Tuning the ring-opening reaction of 1,3-dimethylcyclohexane with the addition of potassium over Ir-containing catalysts

The Ir/SiO2 and K ion-promoted Ir/SiO2 catalysts were fully characterized and catalytically studied using the ring-opening reaction of 1,3-dimethylcyclohexane (1,3-DMCH) as a probe reaction. This reaction could take place during the catalytic process underwent either by gasoline or by diesel fuel for enhancing of octane numbers or cetane numbers (CNs), respectively. The Ir catalysts were characterized by chemisorption of CO and H2, temperature-programmed techniques, X-ray photoelectron spectroscopy (XPS), extended X-ray absorption fine structure spectroscopy (EXAFS) and near-edge X-ray absorption fine structure (NEXAFS) spectroscopy. The addition of potassium ions to Ir/SiO2 catalyst produce severe superficial changes that are reflected in its ability for catalyzing the ring-opening reaction of 1,3-dimethylcyclohexane and the selectivity to primary product from substituted to unsubstituted C–C cleavages.

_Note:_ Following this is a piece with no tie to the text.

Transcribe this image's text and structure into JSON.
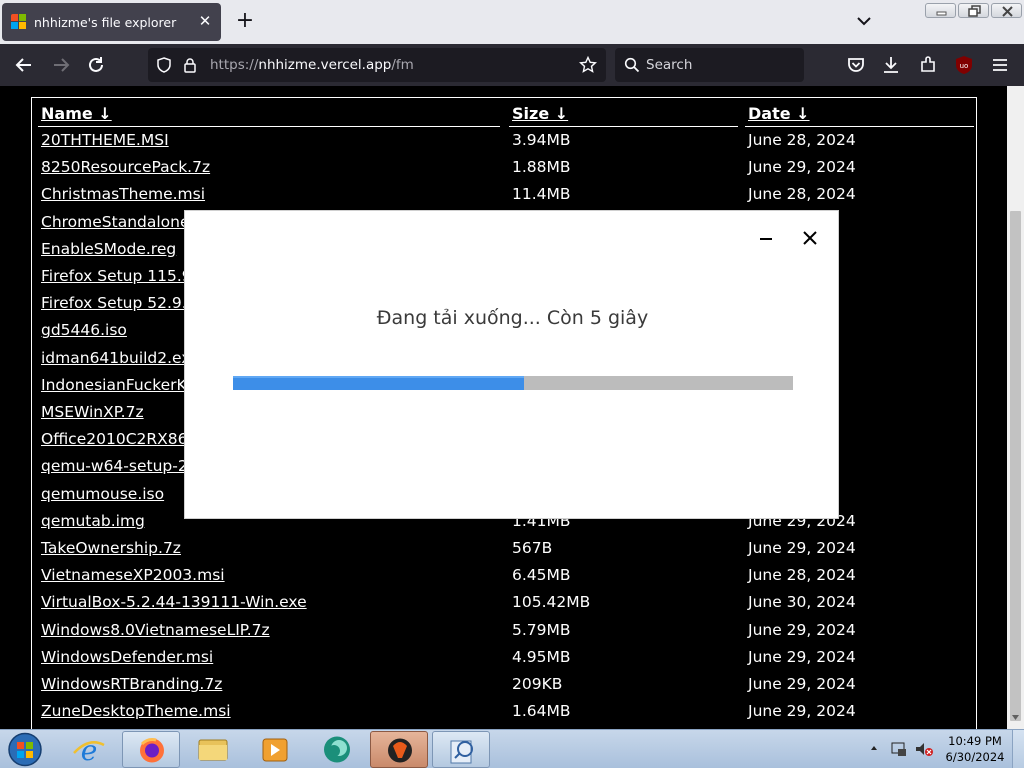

Ir dispersions slightly increased with rising K surface density up to 3.1 atoms nm−2, but strongly decreased at higher K loadings due to the non-uniform decorative effect of potassium over Ir particles.This contribution also reveals that the opening of CC bonds at substituted or unsubstituted positions can be tuned varying the promoter loading. That is, the dicarbene reaction path typically occurs on Ir/SiO2 catalyst, facilitating the formation of branched products through the opening of CC bonds at unsubstituted positions. On the other hand, the metallocyclobutane intermediates become operative over K ion-promoted Ir/SiO2 catalysts. This involves a metal atom and three C atoms to form cyclic intermediate specie that undergoes the opening of CC bonds at substituted positions and facilitates the formation of unbranched products, which are more desirable in the production of diesel fuel.